白人側にも、その地がイギリスからの犯罪人流刑地であった背景や、自国移民層のアイルランドとスコットランドの対立、老朽化しているキリスト教会の宣憮然活動システムなど複雑な事情がある。
舞台は、奥地の砂漠地帯で中年女のノーラ(月船さらら)が営んでいる売春宿を兼ねた貧しい木賃宿。彼女はアボリジニ(オーストラリア先住民)との混血の少女・オビーディエンス(小池のぞみ)を従順な使用人として使っている。そこへ荒くれ者、ガウンドリー(いわいのふ健)が僻地で仕事を求める三人の白人流浪者達(遊佐明史・北郷良)を率いて現れる。彼らはオビーディエンスを一晩の慰み者にしようとするが、ノーラは激しく拒否する。彼らの滞在中に白人の宣教師と赤ん坊が行方不明になり、教会も焼け落ちるという事件が起こり、既に開拓者として地域で生きている白人農民(斎藤真)を巻き込んで、先住民と移民白人の戦いが始まる……。
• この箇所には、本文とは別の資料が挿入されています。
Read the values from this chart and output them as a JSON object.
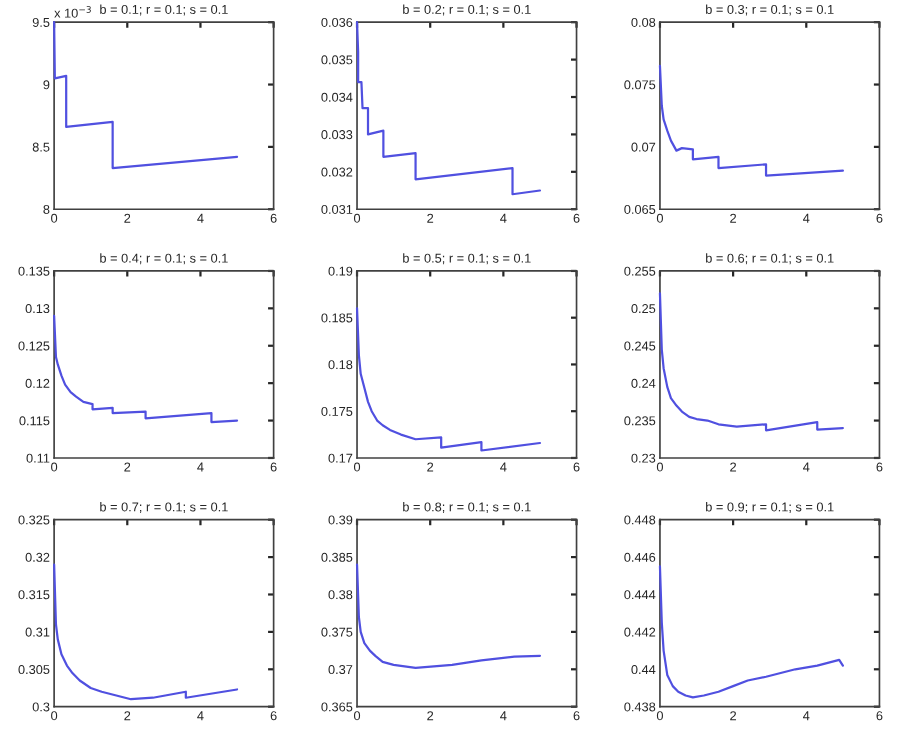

戯曲は、それぞれの人物の立場、生きるこだわりやキャラクターについても細かく触れる。それは確かにオーストラリアのなじみのない辺境を知らせてはくれるが、舞台の上の人間像やエピソードは暴力的で荒々しいばかりで観客に身近になっていかない。
それは俳優の演技にも及んでいて、客演のいわいのふ健も月船さららも柄はいいのだが、演技がパターン化している。たとえば、いわいのふと、彼が連れ歩いている舌を切られた少年との関係、月船と宣教師の妻(新井晃恵)と生き方をめぐって対峙するシーン、いずれも類型的な演技に逃げ込んで独自の真実が見えてこない。ベテランの斎藤真以外の劇団員も、それに引きずられている。一面に水面のような青く反射するガラス面を張り巡らしそこに枯れ木を数本立てた舞台ですべてのシーンが展開する。この美術は美しいし、照明もよく舞台を追っている。この新大陸の民族音楽らしい管楽器を軸にした音響も効果的だが、この舞台の抽象性が戯曲の生々しい現実感とそぐわない。
演出の真鍋卓嗣は、昨年、僻地を舞台にした人間崩壊劇「心の嘘」を既に本拠の俳優座で演出している。西部の荒廃した辺境社会の人間模様が、現代人の心にも響くいい舞台だった。一昨年の「殺し屋ジョー」も観客の生活体験と重ならないトレーラーハウスの殺伐な殺し合いの世界だったが、共感できた。だが、この一種混沌とした舞台からは、舞台の全ての人が願ったようなであろう「聖なるもの」は出現していなかった。
俳優座の衛星劇団から出発した俳優小劇場は、かつては、新劇の範疇に収まらない都会的な洒落た作品を個性的な俳優でつぎつぎにみせてくれた懐かしい劇団だが、これからも自劇団に閉じこもらず、作品を軸に新しい世界を見せてくれることを期待している。